Methods: Following PRISMA guidelines, a systematic review was conducted by searching for original articles on neuroimaging in children undergoing posterior fossa tumor surgery, comparing patients with and without ppCMS. Articles were selected based on predefined eligibility criteria. Data were systematically extracted, and risk of bias was evaluated.

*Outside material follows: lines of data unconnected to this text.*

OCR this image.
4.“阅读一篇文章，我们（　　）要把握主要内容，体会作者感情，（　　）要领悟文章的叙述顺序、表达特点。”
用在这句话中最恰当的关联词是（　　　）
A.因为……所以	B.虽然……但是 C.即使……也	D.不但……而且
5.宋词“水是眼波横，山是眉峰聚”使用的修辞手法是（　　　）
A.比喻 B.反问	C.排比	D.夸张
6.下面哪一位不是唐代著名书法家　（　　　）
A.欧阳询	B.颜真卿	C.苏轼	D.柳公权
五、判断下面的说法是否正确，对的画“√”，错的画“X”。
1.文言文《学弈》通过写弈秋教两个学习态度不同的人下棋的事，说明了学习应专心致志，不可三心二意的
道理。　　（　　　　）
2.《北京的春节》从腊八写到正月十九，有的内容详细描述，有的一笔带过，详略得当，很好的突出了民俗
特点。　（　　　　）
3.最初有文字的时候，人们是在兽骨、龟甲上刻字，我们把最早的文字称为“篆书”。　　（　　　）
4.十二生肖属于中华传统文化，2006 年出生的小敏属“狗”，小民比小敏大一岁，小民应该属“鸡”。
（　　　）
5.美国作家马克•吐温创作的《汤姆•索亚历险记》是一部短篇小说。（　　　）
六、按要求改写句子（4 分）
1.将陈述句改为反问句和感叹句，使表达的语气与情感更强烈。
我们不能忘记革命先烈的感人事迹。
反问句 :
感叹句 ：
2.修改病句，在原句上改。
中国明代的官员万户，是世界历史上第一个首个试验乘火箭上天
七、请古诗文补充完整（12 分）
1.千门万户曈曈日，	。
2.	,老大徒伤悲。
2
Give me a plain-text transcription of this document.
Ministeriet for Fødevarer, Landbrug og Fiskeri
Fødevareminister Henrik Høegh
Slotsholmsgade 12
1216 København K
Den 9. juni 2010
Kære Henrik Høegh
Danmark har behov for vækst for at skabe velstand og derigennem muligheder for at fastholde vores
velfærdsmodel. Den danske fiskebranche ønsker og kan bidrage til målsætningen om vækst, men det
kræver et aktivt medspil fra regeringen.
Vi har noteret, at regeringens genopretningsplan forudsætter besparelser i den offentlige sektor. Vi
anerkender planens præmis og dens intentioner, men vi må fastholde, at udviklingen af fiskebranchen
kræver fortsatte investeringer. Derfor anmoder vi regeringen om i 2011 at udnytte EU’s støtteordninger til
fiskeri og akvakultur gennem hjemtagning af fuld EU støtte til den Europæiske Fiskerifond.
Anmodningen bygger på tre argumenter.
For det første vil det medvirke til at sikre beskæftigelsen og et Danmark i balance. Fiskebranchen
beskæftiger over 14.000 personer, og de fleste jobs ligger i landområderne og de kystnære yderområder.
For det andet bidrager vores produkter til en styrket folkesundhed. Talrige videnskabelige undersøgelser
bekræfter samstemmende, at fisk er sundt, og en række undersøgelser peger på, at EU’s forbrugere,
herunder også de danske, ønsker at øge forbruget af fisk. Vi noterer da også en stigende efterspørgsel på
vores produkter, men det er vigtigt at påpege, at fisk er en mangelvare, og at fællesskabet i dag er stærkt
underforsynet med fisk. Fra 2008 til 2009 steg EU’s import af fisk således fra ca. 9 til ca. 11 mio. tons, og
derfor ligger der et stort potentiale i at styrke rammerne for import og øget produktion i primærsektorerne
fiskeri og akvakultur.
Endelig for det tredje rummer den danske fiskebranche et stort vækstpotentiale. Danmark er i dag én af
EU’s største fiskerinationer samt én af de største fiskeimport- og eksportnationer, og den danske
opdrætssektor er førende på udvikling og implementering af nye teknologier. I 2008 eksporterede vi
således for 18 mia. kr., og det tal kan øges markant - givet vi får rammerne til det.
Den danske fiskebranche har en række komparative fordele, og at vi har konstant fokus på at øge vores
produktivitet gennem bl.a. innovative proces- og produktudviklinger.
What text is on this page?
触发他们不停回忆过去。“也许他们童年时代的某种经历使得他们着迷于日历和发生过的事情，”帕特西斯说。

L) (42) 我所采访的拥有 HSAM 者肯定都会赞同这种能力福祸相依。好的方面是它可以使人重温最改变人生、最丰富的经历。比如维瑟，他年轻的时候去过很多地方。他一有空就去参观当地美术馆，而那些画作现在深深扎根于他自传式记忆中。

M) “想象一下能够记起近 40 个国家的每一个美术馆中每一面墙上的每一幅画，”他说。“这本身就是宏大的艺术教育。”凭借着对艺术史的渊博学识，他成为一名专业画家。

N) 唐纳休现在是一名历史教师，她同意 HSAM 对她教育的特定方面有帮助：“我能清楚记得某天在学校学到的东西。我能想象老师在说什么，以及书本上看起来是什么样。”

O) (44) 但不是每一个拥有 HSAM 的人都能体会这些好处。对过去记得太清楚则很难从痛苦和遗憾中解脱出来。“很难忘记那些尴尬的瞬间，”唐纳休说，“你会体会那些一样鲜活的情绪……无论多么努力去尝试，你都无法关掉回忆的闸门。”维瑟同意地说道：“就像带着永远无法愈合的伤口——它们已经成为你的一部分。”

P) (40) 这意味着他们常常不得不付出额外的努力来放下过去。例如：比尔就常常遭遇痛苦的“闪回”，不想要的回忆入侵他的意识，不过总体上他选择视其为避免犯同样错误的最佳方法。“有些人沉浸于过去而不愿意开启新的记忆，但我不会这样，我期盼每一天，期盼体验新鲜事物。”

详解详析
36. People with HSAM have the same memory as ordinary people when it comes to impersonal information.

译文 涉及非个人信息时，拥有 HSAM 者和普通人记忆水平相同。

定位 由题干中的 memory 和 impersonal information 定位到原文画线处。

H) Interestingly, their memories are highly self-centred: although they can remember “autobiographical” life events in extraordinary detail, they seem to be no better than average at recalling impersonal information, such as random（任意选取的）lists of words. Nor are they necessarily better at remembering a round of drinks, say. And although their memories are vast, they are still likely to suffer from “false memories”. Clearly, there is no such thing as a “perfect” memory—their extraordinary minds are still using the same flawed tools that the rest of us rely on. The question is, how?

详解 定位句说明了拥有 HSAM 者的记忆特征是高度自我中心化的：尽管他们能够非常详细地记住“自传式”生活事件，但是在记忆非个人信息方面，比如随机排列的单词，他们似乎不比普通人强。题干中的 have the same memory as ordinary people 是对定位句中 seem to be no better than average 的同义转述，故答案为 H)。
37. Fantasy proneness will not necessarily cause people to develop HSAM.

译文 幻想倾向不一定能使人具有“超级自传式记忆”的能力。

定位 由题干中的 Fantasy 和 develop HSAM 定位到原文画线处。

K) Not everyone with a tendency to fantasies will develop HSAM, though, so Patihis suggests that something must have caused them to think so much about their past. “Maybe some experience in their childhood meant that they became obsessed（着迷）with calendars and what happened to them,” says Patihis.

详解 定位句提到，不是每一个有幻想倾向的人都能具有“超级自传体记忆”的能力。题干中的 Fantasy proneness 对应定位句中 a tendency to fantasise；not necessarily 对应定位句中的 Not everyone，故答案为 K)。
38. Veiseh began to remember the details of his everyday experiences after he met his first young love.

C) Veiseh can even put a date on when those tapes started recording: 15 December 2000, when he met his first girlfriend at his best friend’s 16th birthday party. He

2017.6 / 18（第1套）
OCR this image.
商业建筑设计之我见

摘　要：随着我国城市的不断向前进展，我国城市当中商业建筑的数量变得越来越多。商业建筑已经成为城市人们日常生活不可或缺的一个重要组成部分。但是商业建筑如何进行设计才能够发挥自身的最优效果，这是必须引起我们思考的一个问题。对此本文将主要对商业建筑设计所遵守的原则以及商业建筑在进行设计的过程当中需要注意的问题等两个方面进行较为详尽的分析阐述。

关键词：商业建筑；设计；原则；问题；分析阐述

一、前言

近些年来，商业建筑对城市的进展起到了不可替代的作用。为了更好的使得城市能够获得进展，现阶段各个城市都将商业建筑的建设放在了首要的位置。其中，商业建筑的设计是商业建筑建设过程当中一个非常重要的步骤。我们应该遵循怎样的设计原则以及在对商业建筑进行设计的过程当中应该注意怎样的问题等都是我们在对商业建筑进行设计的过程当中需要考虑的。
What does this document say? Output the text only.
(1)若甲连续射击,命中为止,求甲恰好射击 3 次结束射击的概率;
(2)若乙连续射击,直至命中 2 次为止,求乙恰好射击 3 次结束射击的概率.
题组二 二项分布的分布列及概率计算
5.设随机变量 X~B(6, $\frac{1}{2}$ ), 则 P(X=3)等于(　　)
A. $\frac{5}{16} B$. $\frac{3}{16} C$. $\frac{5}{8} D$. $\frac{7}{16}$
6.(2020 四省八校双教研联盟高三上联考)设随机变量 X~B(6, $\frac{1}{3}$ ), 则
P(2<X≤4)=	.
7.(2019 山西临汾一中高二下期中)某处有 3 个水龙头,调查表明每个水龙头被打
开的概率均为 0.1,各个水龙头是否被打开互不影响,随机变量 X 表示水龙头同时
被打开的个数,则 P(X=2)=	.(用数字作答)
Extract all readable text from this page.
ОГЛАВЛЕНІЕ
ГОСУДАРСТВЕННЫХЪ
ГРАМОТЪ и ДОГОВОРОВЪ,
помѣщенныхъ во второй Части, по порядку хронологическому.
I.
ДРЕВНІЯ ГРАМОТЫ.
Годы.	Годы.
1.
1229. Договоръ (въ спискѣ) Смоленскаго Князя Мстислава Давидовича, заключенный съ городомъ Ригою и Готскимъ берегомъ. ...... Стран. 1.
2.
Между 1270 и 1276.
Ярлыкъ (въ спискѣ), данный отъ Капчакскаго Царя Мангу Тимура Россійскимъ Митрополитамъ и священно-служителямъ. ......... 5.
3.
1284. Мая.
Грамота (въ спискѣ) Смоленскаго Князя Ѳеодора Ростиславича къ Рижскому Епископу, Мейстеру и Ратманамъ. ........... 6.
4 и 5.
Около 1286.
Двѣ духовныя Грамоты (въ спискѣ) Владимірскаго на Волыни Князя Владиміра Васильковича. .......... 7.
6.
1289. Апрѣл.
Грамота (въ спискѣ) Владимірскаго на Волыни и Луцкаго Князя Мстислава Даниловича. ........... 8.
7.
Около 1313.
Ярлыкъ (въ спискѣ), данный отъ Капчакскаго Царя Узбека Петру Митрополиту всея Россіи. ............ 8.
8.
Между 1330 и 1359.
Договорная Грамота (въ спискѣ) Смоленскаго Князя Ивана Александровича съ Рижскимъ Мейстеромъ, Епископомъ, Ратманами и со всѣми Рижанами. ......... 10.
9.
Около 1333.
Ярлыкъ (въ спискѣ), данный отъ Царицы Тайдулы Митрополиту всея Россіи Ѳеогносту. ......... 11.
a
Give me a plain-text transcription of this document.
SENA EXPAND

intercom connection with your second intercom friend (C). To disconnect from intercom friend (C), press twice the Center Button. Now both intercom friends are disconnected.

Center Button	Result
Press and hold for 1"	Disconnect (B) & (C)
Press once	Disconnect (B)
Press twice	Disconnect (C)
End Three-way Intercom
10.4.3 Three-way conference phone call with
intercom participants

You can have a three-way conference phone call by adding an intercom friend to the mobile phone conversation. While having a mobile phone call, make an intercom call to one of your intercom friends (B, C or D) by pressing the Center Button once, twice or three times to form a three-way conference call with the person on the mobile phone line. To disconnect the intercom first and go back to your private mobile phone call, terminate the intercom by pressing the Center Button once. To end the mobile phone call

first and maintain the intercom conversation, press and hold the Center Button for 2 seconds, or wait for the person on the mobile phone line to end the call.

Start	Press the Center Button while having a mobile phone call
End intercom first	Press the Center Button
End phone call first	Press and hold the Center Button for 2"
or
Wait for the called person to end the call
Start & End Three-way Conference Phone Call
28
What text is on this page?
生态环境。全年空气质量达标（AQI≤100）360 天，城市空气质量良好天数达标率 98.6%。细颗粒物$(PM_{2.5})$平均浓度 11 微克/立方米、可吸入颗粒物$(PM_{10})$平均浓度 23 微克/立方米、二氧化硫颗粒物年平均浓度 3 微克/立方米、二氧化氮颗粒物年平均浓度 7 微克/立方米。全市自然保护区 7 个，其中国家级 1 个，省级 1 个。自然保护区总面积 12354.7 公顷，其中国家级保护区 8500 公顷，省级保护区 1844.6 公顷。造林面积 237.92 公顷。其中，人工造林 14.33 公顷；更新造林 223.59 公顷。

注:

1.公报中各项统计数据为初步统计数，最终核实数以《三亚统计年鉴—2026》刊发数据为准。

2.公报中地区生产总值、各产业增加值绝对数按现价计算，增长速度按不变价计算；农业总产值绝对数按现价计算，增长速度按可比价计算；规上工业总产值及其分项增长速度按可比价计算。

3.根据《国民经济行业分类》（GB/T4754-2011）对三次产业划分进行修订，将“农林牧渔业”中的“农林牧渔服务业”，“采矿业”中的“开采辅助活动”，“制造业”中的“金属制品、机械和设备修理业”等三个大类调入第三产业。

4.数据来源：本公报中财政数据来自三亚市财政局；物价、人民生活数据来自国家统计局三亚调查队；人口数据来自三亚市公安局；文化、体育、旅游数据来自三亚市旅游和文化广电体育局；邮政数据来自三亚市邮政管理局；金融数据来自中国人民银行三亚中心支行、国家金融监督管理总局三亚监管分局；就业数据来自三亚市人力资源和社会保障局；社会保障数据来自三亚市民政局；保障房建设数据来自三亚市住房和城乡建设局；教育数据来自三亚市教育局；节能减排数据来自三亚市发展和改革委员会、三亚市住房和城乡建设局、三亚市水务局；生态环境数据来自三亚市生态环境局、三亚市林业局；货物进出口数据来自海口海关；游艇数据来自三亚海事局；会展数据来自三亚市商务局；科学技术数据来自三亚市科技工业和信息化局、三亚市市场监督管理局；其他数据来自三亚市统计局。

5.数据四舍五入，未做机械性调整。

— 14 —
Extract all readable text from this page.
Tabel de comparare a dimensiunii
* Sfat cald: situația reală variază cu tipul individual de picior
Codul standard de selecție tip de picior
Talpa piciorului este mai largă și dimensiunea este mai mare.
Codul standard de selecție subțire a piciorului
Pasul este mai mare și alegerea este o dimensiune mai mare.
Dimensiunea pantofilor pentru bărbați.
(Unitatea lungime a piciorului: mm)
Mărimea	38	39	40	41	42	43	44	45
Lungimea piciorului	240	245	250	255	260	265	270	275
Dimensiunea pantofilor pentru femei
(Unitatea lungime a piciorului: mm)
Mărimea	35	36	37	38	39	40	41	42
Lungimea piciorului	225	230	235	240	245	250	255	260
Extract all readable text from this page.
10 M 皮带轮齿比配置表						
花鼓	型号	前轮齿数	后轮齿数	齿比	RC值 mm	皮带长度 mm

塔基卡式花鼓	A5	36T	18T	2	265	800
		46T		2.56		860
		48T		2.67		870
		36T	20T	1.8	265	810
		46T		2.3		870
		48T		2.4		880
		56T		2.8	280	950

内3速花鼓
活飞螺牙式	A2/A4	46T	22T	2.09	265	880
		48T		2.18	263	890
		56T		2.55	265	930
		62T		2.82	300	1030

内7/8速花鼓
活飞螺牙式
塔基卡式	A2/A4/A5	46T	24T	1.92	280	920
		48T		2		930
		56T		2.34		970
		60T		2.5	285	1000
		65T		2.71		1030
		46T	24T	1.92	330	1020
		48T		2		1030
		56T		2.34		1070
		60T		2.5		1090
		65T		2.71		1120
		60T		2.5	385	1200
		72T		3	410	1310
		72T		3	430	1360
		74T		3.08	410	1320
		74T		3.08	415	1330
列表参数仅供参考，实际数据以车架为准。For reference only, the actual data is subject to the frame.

Results: From the 866 articles identified, 50 studies fulfilled the inclusion criteria. Studies were categorized into 3 imaging domains: structural, diffusion, and functional imaging. Risk of bias assessment revealed a medium risk in most articles, predominantly due to unclear ppCMS definition and qualitative image analysis without blinding for ppCMS diagnosis. Preoperative structural imaging showed the association of ppCMS with midline tumor localization and involvement of the brainstem, superior cerebellar peduncle (SCP), or middle cerebellar peduncle. Postoperative structural and diffusion imaging highlighted SCP injury with reduced white matter integrity, while functional imaging demonstrated hypoperfusion in frontal lobes. Late follow-up showed T2-weighted hyperintensities in the inferior olivary nuclei of ppCMS patients.

Conclusion: Neuroimaging features suggest that ppCMS is associated with efferent cerebellar pathway injury and hypoperfusion in frontal lobes, with level 2 a/b evidence. Large-scale prospective longitudinal neuroimaging studies comparing pre- and postoperative imaging are needed to further elucidate the pathophysiological mechanism of ppCMS.